O resultado dessa organização é uma experiência única para os pacientes. Em um único dia de ação, uma pessoa pode receber avaliação médica, orientação nutricional, atendimento odontológico, suporte psicológico e orientação jurídica. Sendo assim, essa integração de serviços é o que transforma o projeto.
O que o trabalho em equipe ensina sobre liderança e propósito?
Manter uma equipe de mais de 20 voluntários engajada ao longo de três anos exige muito mais do que gestão operacional. Requer a construção de uma cultura de propósito compartilhado, em que cada voluntário compreenda que sua contribuição é essencial e que o impacto do conjunto depende do comprometimento de cada um.
Conforme destaca o doutor Yuri Silva Portela, a liderança de um projeto voluntário precisa inspirar antes de coordenar. No momento em que as pessoas entendem profundamente o porquê do projeto, o engajamento se sustenta naturalmente, mesmo diante das dificuldades. Por isso, esse senso de propósito é o combustível que mantém o Humaniza Sertão ativo e crescendo após três anos.

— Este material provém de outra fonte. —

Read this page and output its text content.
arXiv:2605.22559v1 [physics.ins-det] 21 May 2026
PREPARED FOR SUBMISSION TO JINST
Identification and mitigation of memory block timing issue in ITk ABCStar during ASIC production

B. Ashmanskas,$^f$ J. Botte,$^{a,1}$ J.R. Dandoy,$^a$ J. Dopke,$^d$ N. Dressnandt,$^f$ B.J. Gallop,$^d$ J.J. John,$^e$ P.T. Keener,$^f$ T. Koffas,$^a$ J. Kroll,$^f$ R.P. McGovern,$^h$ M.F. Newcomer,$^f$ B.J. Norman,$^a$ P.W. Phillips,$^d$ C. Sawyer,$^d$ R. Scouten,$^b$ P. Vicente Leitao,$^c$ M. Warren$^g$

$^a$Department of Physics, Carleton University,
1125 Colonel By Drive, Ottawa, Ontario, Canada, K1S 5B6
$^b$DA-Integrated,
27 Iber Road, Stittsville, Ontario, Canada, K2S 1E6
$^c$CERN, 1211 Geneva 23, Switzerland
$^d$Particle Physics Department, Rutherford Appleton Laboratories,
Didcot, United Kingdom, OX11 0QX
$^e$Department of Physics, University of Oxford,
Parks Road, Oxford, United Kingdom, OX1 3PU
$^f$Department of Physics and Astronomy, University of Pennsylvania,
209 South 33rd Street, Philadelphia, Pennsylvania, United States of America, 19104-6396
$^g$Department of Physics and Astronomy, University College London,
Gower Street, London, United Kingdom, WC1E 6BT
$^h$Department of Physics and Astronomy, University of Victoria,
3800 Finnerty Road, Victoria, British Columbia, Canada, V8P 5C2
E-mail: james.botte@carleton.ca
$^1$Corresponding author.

Juntos, o cuidado chega mais longe
O trabalho em equipe transforma o cuidado de formas que nenhum profissional isolado consegue replicar. Ele amplia o alcance, aprofunda a qualidade e garante que o paciente seja atendido em todas as suas dimensões.
O Humaniza Sertão, liderado pelo doutor Yuri Silva Portela, é a prova viva de que, quando profissionais comprometidos trabalham juntos com propósito claro, o impacto se multiplica e transforma comunidades inteiras. Apoie e valorize iniciativas que cuidam em equipe.